Wednesday, July 16, 2008
Honest Reporting has released another of its excellent special reports. The results are unsurprising:
- 82 percent of headlines that introduced articles describing Israeli military operations were written in a direct style in which the words "Israel" or "Israeli Forces" (or a similar phrase) were the subject. In the majority of these cases, no details were given as to whether the casualties were combatants or civilians. An example of this type of headline ran in the Times on January 4, 2008: "Israeli Forces Kill 9 in Gaza."
- Only 20 percent of headlines that introduced articles describing Palestinian attacks named the group responsible. Most of these headlines were written in a passive, less direct style that removes responsibility of the attack from those who caused it.
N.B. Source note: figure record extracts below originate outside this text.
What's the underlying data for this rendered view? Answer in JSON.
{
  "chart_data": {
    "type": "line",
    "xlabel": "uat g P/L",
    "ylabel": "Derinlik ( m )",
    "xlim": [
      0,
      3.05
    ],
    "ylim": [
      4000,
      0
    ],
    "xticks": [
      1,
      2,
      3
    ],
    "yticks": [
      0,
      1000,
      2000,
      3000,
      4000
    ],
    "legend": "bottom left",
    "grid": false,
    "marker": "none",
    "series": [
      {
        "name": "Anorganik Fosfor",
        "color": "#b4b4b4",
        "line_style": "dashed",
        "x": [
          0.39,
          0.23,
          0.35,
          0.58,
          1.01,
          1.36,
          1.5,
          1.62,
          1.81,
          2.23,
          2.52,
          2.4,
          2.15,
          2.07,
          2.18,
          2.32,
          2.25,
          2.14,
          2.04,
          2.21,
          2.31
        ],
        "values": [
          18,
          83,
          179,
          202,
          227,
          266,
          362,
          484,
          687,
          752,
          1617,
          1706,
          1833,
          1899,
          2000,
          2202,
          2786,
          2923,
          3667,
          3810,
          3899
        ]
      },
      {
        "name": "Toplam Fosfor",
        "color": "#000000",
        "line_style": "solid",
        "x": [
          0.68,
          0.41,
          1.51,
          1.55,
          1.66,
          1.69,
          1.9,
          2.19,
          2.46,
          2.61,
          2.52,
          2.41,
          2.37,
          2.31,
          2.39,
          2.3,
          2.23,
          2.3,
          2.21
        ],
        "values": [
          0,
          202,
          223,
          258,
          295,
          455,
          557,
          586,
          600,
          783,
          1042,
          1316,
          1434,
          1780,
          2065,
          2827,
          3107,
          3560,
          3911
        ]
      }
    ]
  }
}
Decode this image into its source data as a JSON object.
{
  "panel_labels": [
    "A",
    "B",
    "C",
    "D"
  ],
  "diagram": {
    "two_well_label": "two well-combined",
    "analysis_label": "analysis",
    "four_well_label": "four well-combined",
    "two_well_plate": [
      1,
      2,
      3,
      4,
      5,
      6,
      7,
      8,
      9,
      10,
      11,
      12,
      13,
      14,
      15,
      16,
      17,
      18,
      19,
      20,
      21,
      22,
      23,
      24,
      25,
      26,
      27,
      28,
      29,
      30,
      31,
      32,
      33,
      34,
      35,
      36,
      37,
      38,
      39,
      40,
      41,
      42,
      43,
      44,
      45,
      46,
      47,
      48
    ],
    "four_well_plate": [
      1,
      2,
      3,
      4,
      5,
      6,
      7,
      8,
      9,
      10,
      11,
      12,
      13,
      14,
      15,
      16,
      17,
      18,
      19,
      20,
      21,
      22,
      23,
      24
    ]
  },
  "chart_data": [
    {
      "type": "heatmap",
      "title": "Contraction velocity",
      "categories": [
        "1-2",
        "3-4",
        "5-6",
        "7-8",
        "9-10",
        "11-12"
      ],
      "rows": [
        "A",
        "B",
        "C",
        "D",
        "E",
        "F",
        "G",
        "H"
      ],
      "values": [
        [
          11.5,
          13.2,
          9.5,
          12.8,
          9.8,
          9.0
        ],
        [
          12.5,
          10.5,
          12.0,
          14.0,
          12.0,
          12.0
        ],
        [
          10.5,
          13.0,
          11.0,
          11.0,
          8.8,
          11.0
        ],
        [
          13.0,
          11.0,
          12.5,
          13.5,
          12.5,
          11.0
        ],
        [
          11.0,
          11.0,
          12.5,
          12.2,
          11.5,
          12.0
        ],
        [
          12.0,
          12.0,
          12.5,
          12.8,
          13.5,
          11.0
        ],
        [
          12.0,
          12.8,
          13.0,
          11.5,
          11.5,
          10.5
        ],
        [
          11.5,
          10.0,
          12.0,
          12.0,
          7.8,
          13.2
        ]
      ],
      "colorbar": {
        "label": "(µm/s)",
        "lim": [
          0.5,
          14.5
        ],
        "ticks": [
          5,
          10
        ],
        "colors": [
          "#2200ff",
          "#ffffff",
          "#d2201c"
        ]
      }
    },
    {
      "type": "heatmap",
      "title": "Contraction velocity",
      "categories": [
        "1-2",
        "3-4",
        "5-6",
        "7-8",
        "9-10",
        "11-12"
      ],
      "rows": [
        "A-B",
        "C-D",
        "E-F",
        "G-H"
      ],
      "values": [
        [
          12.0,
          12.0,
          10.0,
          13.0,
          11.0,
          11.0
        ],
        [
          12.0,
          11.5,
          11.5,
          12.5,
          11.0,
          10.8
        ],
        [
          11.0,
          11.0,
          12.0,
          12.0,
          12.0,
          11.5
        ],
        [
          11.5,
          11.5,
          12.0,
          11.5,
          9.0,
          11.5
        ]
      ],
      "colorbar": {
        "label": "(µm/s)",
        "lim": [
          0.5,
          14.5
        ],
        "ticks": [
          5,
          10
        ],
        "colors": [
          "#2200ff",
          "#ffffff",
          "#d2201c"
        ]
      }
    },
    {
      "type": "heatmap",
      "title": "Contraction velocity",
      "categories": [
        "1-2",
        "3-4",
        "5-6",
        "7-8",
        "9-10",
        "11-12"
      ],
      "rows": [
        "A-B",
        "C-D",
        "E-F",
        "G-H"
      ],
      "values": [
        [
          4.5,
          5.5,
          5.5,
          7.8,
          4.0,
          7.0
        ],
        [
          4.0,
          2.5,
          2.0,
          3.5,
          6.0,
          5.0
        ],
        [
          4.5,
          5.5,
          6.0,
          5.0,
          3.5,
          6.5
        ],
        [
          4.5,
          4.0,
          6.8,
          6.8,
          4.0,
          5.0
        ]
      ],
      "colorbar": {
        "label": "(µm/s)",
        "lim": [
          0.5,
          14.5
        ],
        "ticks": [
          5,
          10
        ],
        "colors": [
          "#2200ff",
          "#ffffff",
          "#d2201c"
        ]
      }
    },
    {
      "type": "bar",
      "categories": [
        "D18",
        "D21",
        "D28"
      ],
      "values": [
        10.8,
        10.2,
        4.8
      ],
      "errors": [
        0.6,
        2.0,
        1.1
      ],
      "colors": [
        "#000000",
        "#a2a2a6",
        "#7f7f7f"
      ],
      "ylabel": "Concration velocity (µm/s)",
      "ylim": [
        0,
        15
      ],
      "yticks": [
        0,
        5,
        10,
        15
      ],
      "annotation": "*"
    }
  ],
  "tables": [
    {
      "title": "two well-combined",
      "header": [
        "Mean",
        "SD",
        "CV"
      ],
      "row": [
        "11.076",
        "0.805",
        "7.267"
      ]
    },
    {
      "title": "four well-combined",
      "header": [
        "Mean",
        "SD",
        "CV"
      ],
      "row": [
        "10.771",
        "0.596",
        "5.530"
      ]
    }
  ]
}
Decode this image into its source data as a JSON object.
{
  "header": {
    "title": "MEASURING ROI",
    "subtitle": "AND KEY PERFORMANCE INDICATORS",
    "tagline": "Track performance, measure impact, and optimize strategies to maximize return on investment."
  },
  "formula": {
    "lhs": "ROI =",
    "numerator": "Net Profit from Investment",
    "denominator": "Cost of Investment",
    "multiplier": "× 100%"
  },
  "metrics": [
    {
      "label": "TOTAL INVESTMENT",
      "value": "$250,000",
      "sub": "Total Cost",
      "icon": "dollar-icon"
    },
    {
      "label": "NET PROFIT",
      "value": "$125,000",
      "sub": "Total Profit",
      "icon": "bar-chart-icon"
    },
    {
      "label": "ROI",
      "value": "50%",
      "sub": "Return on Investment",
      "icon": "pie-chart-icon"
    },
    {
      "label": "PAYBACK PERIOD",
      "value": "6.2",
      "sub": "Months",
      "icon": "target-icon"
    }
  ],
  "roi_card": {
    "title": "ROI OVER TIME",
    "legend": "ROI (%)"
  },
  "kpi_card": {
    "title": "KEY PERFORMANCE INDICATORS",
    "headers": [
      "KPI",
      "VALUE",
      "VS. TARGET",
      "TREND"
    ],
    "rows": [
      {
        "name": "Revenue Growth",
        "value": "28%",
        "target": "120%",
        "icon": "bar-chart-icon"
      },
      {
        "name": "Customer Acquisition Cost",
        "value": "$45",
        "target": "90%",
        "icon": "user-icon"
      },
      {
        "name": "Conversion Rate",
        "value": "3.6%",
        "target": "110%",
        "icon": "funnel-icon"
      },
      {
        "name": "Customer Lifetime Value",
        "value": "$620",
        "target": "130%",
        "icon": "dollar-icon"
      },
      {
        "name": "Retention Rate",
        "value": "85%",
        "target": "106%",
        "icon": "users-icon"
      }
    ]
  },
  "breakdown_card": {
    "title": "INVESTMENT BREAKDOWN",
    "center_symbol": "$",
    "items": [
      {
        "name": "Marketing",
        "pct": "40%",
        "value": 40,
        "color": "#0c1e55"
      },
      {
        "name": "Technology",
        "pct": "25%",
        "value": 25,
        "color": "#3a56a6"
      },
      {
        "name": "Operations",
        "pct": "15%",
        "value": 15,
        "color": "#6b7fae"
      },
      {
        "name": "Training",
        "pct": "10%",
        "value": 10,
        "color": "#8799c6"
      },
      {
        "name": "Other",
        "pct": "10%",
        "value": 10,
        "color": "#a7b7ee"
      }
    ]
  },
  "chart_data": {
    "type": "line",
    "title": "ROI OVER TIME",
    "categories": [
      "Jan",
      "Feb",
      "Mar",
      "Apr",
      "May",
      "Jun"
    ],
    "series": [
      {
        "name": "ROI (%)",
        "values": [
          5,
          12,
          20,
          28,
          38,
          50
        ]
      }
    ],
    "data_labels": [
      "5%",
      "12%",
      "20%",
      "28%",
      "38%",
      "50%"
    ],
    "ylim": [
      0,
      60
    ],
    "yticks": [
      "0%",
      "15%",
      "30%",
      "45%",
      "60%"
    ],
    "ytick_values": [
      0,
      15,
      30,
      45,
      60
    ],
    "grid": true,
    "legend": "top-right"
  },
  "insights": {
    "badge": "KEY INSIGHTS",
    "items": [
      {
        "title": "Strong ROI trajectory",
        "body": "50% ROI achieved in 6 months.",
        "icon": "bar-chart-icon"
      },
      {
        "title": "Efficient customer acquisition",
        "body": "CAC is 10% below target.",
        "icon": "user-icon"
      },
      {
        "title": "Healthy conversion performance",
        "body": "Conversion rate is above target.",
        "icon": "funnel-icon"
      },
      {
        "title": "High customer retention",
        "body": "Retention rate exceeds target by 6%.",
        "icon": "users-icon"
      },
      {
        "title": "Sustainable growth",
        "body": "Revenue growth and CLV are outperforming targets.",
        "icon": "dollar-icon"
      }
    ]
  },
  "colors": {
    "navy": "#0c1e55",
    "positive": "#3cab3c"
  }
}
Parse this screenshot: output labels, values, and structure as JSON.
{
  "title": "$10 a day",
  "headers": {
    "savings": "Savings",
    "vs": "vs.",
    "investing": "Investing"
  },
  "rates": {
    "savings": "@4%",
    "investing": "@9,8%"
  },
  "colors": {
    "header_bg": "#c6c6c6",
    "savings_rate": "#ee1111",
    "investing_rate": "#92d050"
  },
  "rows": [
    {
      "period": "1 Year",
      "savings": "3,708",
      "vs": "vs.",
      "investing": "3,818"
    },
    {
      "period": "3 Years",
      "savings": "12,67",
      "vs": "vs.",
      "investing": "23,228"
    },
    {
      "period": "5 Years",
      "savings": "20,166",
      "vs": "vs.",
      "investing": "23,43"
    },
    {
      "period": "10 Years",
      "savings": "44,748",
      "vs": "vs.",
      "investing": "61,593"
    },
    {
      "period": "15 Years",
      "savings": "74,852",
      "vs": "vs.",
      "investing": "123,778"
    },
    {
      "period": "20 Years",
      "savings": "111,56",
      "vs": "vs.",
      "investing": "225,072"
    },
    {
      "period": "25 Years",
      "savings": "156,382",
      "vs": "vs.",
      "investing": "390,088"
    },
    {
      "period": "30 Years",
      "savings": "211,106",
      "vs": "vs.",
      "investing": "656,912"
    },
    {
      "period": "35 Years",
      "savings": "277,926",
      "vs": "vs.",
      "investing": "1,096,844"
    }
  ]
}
An example of this type of headline ran on May 13, 2008: "Rocket Fired from Gaza Kills Woman in Southern Israel."
- 75 percent of the photographs that could be objectively determined as drawing sympathy for one side or the other in the conflict favored the Palestinians. Palestinian casualties of Israeli military operations and pictures of civilians dealing with shortages in Gaza dominated Times coverage during the time period studied.
This sort of subtlety is the most pervasive form of bias -- a way of assigning blame and responsibility without saying it overtly. It even betrays the way the editors think, more than being an intentional message they're trying to send. (Phrased a different way, it's just the way they think -- not necessarily a conscious message, though it may be that, too.)
Read the rest here: The New York Times: A Year-Long Analysis
Sorry I just don't buy that. A journalist doesn't forget to notice who fired the missile. It's conscious activism.